Only think of tomorrow, Glorious will invest today
International Project Finance Association (IPFA) defines project finance as "the financing of long-term infrastructure, industrial projects and public services based upon a non-recourse or limited recourse financial structure where project debt and equity used to finance the project are paid back from the cash flow generated by the project."
In essence, project finance is a type of lending where financers to the project do not scrutinize the business standing of the project sponsor or the underlying value of the assets to approve the loan. It is rather the project's ability to repay the debt from the cash flows generated by the project assets which is examined.
Project finance is essentially characterized by the creation of a Special Purpose Vehicle (SPV) by the project sponsor using debt and equity. This SPV is legally an independent entity from project sponsor, thus completely isolating the assets and finance of project sponsor from SPV. GLORIOUS lends to the project usually have limited or no recourse available once the project is complete.
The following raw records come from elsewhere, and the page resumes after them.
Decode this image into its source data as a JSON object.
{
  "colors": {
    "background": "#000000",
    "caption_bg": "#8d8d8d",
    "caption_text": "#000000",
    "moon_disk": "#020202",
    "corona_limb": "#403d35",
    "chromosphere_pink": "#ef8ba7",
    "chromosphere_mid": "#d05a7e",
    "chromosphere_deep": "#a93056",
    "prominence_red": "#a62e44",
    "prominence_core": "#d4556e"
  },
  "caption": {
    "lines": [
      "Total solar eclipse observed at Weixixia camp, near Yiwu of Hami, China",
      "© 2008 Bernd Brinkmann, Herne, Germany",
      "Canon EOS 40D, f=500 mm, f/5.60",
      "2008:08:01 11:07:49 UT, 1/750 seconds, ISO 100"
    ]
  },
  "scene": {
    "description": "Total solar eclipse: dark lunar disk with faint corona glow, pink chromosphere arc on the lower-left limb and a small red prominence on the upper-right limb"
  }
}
It is thus the future cash generated by SPV which is used to repay the debt and dividends while the assets of SPV act as collateral.
History of Project Finance
The history of project finance can be traced back to the Roman Empire who used to finance the export of goods between different Roman colonies much like present day Export Credit Agencies (ECA). But it was not until the late nineteenth century that modern project finance evolved.
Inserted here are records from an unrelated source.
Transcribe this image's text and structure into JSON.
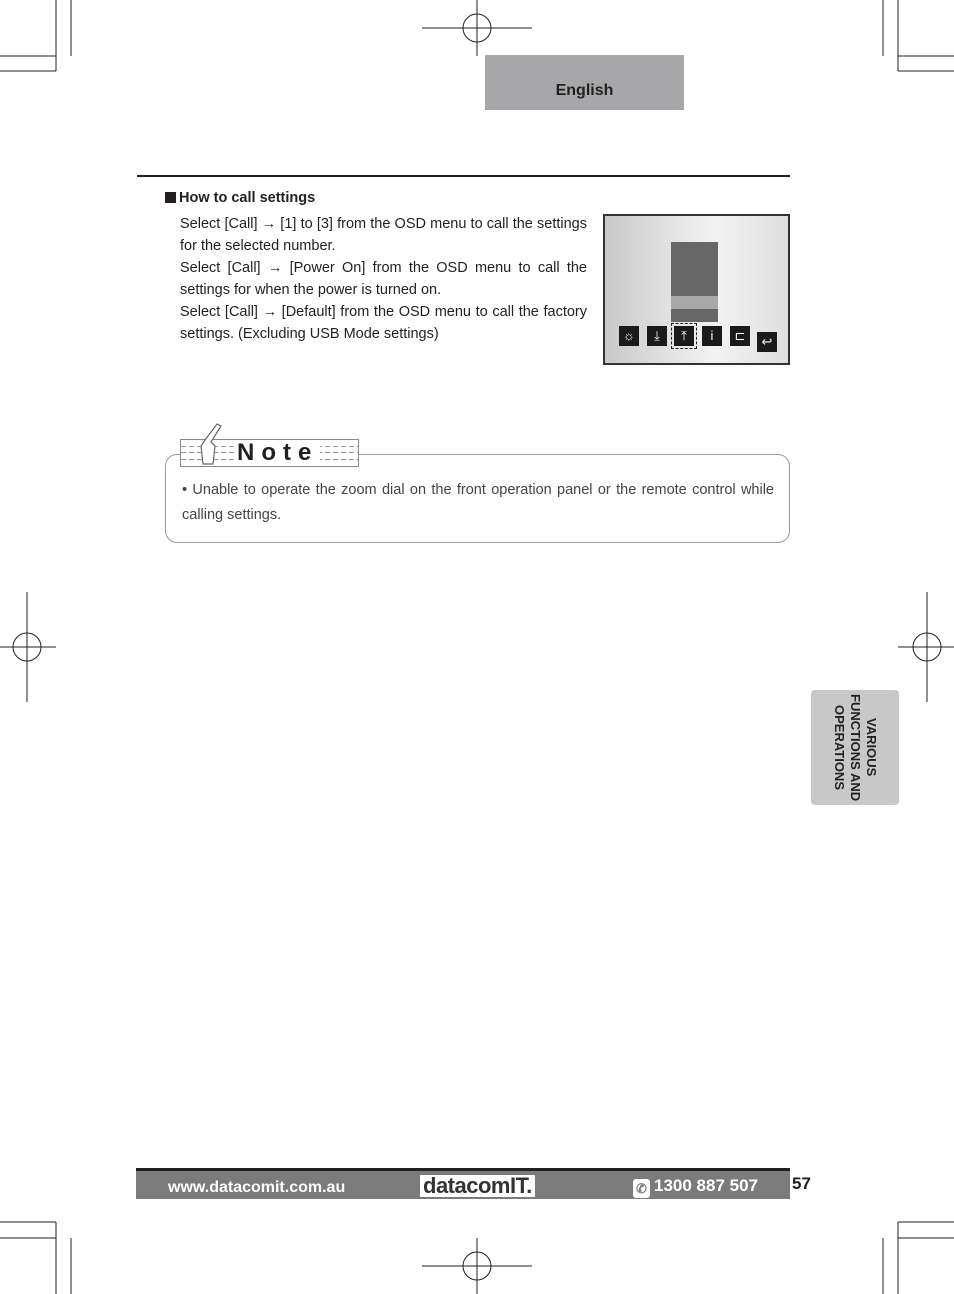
{
  "header": {
    "language_tab": "English"
  },
  "section": {
    "heading": "How to call settings",
    "paragraphs": [
      "Select [Call] → [1] to [3] from the OSD menu to call the settings for the selected number.",
      "Select [Call] → [Power On] from the OSD menu to call the settings for when the power is turned on.",
      "Select [Call] → [Default] from the OSD menu to call the factory settings. (Excluding USB Mode settings)"
    ],
    "osd_icons": [
      "brightness-settings-icon",
      "save-download-icon",
      "call-upload-icon",
      "info-icon",
      "usb-mode-icon",
      "return-icon"
    ]
  },
  "note": {
    "label": "Note",
    "items": [
      "Unable to operate the zoom dial on the front operation panel or the remote control while calling settings."
    ]
  },
  "side_tab": {
    "label": "VARIOUS FUNCTIONS AND OPERATIONS"
  },
  "footer": {
    "url": "www.datacomit.com.au",
    "logo": "datacomIT.",
    "phone": "1300 887 507",
    "page_number": "57"
  }
}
The first days of project finance in industries exploration dates back to 1930s Texas and Oklahoma. Funds were made available to industries companies based on the revenues generated from the exploration activities and subsequent long-term sale contracts of industries extracted from wells. This method of financing the exploratory activities was later adopted by UK in 1970s and further by wider Europe. Project finance helped to develop and reshape the current industries industry of UK which is currently contributing around 11.5 billion GBP to national exchanger.
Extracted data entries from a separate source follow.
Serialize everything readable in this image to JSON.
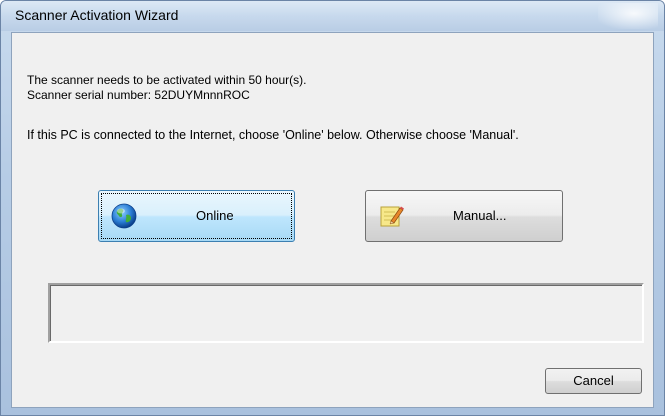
{
  "window": {
    "title": "Scanner Activation Wizard"
  },
  "message": {
    "line1": "The scanner needs to be activated within 50 hour(s).",
    "line2": "Scanner serial number: 52DUYMnnnROC",
    "instruction": "If this PC is connected to the Internet, choose 'Online' below. Otherwise choose 'Manual'."
  },
  "buttons": {
    "online": {
      "label": "Online",
      "icon": "globe-icon"
    },
    "manual": {
      "label": "Manual...",
      "icon": "notepad-pencil-icon"
    },
    "cancel": {
      "label": "Cancel"
    }
  },
  "status_box": {
    "text": ""
  },
  "colors": {
    "titlebar": "#c7d9ed",
    "client_bg": "#f0f0f0",
    "focus_button": "#bee6fd"
  }
}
Expansion of Project Finance
Public Utility Regulatory Policy Act 1978 (PURPA) led a campaign of expanding project finance. PURPA gave an incentive to all Independent Power Producers (IPPs) to produce cheap and efficient energy which would be bought by utilities. This resulted in the explosion of the project finance market as more and more power plants were constructed to run on alternative and renewable energy making use of project financing.
By the late 1980s, the developed countries had made full use of project financing and there was little room for new opportunities. In this scenario, adventurous entrepreneurs headed to developing countries. This eastward move by project sponsors was driven by the fact that ECAs were fully supporting the project finance while poorer developing countries offered a new horizon for expansion. These developing countries lacked funds and general know-how to undertake ambitious infrastructure projects. Project sponsors were armed with both funds and knowledge, leading to the second wave of project finance expansion and thus evolved the present day project finance.